Non Citizens Voting in Your County?
Wednesday, Fort Worth, TX.
A jury delivered a guilty verdict in a case with statewide implications both in terms of legal precedent & revealing cracks within the election process.
On the seventh floor of the Tim Curry Criminal Justice Center, Rosa Maria Ortega was found guilty on two counts of illegal voting and sentenced to 8 years. The first count was for the 2012 general election. The second was the 2014 Republican Primary Runoff. Ortega had voted in both elections while ineligible. (Not a citizen)
According to records by the Dallas County Elections Administrator Ortega voted in 5 elections total. However, because the statute of limitations in illegal voting cases is only 3 years from the date of the offense, Ortega could only be tried for the 2012 & 2014 elections. The 2015 indictment came through just in time to try her for 2012.
Ortega was caught because she moved to Tarrant County, sent in an application to register to vote, and marked “NO” on the citizenship question. This prompted a County Election Clerk to send Ortega a rejection letter. Stating, in no uncertain terms, that because she is not a citizen, she is ineligible to vote. Only citizens may vote.
However, Ortega pressed the issue. She called to demand a reason for her rejection. Reiterating the letter, the clerk stated that because Ortega indicated that she was not a U.S. citizen, she was rejected. A month later, Ortega then filled out a second registration application. This time she made sure to check “YES” to the citizenship question. The clerk, remembering her non-citizenship status, forwarded the application to her supervisor who then referred it to the District Attorney.
If Ortega had simply accepted the rejection letter, and left the matter at that, NO ONE would have found out that she already voted 5 times and she most likely would have never been caught.
Worse yet, if Ortega had simply lied, and answered yes to the citizenship question on her first application, like she did in Dallas. She would still be voting to this day.
The central crux in this case was trying to prove whether or not Rosa Maria Ortega knew she was a citizen when she was voting and applying to register to vote.
Through-out the case the defense employed some questionable-at-best lines of defense. One was her alleged political ideology with her lawyer suggesting “She voted Republican! Like some of you might have” as if that would sway the jury. He also argued the insignificance of her vote. It was only 1 stolen vote, “In the 2012 presidential election, Mitt Romney won Texas with over 1,000,000 votes.” He asked the prosecution, “Are you aware if it affected the outcomes of any election?” Referring to the Attorney General’s prosecutor, he quipped, “She probably voted for this guy’s boss!” All of these were mere attempts at excusing her crimes, not professions of her innocence.
Also employed by the defense were questions to Ortega’s brothers asking if they ever had any leadership or anyone in their family that explained their immigration status. Each saying, “nobody told us what we were” implying that Rosa Ortega thought that she was a citizen and that she wasn’t taught the differences between resident and citizen.
Meanwhile, the prosecution pointed out that on at least 3 separate DPS and driver’s license documents over a number of years Ortega checked “NO” to the citizenship question. However, when it came to registering to vote in Dallas, or changing her registration address in Dallas, she’d check “YES” to citizenship.

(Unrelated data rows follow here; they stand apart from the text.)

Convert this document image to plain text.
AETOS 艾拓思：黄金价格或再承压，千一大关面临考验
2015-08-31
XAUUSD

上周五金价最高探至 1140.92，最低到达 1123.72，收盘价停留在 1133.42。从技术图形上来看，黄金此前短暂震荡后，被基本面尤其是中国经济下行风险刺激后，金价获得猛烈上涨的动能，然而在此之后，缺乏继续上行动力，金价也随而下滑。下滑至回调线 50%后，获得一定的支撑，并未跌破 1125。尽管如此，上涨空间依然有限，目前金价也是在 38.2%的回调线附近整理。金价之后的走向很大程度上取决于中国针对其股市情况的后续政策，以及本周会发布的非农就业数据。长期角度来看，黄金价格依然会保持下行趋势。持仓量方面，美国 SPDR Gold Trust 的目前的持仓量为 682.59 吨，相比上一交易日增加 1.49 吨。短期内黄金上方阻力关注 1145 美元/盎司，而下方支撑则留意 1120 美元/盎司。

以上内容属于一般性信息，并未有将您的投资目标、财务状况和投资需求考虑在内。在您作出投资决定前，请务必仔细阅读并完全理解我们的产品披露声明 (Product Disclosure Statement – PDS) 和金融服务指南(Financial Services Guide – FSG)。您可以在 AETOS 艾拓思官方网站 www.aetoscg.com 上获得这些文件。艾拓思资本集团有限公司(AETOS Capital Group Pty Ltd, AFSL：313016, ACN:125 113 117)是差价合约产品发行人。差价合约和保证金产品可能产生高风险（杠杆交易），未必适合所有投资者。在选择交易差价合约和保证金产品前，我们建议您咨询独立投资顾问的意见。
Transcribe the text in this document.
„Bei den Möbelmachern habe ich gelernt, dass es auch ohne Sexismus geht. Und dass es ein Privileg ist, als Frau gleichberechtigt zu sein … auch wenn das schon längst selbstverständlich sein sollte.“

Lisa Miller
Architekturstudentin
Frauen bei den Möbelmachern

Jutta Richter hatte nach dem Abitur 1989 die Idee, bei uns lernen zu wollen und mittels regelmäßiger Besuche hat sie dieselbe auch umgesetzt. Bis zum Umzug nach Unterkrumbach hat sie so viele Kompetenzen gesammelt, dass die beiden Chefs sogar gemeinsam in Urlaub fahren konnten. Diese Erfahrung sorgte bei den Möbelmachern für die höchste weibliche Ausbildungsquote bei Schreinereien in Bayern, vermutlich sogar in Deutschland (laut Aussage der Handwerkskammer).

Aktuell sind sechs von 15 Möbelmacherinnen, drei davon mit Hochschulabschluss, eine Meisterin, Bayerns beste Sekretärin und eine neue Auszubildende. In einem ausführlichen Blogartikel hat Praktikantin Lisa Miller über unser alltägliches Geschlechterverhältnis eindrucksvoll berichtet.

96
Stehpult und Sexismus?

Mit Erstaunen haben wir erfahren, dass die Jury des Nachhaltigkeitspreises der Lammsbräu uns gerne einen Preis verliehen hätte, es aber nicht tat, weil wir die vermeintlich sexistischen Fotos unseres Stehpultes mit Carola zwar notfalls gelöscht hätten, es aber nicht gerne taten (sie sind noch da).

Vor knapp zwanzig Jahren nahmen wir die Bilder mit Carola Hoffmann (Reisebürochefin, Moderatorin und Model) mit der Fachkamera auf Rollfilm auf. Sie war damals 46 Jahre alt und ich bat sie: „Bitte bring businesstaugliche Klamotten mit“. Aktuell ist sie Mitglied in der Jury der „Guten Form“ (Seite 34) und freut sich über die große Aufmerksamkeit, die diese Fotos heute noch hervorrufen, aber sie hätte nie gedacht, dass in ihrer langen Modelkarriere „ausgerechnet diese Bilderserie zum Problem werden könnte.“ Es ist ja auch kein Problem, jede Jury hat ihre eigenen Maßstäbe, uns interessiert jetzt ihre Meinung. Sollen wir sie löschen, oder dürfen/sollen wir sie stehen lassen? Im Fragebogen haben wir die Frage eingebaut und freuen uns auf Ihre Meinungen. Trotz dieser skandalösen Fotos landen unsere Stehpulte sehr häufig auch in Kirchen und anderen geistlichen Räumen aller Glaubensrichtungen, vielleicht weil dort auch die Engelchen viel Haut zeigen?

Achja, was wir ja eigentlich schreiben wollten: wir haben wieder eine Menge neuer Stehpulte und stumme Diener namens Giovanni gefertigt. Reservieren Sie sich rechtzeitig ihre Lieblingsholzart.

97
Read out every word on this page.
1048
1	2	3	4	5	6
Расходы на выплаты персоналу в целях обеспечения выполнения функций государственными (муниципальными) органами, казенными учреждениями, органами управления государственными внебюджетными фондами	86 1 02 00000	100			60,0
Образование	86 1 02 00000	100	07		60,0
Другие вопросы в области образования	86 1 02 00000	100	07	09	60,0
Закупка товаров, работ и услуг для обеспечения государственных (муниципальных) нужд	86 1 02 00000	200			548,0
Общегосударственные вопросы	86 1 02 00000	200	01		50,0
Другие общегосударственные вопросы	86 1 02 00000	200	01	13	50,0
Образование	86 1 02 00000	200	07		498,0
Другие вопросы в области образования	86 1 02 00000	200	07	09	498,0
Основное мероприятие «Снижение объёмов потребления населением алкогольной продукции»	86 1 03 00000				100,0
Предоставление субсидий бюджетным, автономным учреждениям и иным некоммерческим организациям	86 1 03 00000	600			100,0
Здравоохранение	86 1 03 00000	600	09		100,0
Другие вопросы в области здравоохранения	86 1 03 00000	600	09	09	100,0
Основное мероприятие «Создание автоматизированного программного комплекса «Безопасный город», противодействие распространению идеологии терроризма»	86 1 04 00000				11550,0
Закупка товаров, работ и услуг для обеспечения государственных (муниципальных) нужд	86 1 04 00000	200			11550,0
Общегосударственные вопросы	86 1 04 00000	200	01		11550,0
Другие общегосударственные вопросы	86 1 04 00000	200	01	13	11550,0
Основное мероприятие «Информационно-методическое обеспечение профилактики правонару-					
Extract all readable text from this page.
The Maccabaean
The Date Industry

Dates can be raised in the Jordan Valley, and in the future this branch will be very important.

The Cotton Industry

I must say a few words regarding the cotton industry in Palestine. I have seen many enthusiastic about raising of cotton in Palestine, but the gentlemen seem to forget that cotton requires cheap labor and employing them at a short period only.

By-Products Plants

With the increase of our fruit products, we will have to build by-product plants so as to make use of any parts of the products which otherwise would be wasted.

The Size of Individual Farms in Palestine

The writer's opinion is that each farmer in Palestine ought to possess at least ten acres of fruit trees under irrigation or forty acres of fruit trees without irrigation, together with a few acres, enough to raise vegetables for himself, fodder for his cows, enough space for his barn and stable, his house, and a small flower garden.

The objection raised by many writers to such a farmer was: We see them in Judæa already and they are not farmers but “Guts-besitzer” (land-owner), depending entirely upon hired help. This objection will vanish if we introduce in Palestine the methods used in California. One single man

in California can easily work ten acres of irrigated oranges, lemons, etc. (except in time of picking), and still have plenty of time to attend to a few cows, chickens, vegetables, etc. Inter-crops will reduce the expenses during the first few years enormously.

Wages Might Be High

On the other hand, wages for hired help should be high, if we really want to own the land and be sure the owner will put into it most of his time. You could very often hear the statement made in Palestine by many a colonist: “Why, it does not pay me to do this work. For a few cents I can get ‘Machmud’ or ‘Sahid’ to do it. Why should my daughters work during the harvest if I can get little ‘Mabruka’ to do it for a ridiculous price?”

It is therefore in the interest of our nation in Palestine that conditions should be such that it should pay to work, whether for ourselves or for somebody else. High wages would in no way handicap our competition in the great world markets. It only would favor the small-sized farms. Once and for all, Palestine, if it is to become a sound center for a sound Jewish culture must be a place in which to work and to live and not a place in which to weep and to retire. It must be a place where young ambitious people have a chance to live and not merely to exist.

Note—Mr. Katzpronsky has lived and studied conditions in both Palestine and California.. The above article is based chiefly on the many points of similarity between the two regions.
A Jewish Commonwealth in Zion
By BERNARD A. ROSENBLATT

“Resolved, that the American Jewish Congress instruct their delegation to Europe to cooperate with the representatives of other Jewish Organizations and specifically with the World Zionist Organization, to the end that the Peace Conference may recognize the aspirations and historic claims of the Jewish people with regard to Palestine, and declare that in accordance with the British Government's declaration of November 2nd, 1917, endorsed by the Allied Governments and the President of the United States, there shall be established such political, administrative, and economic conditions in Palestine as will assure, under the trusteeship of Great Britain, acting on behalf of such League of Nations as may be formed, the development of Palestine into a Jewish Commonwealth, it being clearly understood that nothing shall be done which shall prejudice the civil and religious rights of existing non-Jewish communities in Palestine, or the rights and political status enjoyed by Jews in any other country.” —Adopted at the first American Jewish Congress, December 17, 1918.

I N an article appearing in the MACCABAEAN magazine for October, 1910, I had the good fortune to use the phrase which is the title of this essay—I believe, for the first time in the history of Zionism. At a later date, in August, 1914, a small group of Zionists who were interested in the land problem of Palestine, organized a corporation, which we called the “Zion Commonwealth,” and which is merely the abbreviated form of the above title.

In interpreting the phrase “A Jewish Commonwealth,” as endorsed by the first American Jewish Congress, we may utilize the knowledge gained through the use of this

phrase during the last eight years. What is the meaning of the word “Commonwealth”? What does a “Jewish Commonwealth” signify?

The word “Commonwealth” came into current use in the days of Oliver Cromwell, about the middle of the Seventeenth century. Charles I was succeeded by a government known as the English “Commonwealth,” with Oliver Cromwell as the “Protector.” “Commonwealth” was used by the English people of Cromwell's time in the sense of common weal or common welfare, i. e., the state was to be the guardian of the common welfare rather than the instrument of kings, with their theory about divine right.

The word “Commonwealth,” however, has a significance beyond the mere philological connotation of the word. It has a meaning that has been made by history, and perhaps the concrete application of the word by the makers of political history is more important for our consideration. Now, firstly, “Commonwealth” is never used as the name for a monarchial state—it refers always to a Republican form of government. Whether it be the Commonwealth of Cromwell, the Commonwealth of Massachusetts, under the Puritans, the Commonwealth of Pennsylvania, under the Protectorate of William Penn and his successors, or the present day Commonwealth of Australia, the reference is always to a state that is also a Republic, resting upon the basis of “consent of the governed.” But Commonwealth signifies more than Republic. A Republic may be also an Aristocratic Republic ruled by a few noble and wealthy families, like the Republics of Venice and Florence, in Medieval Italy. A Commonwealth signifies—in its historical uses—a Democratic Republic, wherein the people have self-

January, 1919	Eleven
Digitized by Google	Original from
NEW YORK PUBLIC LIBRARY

Ortega knew full well what her immigration status was prior to the two offenses. When it came to filing out documents dealing with people who would check her immigration status, she’d tell the truth but would lie when she thought she wouldn’t get caught.
Broken Election Process
This case revealed something that should shock every Texan. Election Administrations in every county do not check the citizenship of those registering or those already registered to vote. They rely upon honesty when you answer that citizenship question.
Ms. Ortega was allowed to vote in 5 elections in Dallas County and attempted to continue to vote in Tarrant County, canceling out your voice & your vote.
As we’ve written and talked about in our other articles, voter fraud is real. But it’s hard to detect and difficult to find especially when the only thing in place to stop those who are ineligible is blind trust. Do you trust everyone to be honest, and check the right box when registering to vote? How many more people are already voting ineligibly that we don’t know about?
This verdict goes to show that Texans will not tolerate those who wish to undermine our elections. Do not let them take your right that was fought for, marched for, and even died for.
Given the magnitude of this issue, we must reform the election code. Call your legislators today and demand reform.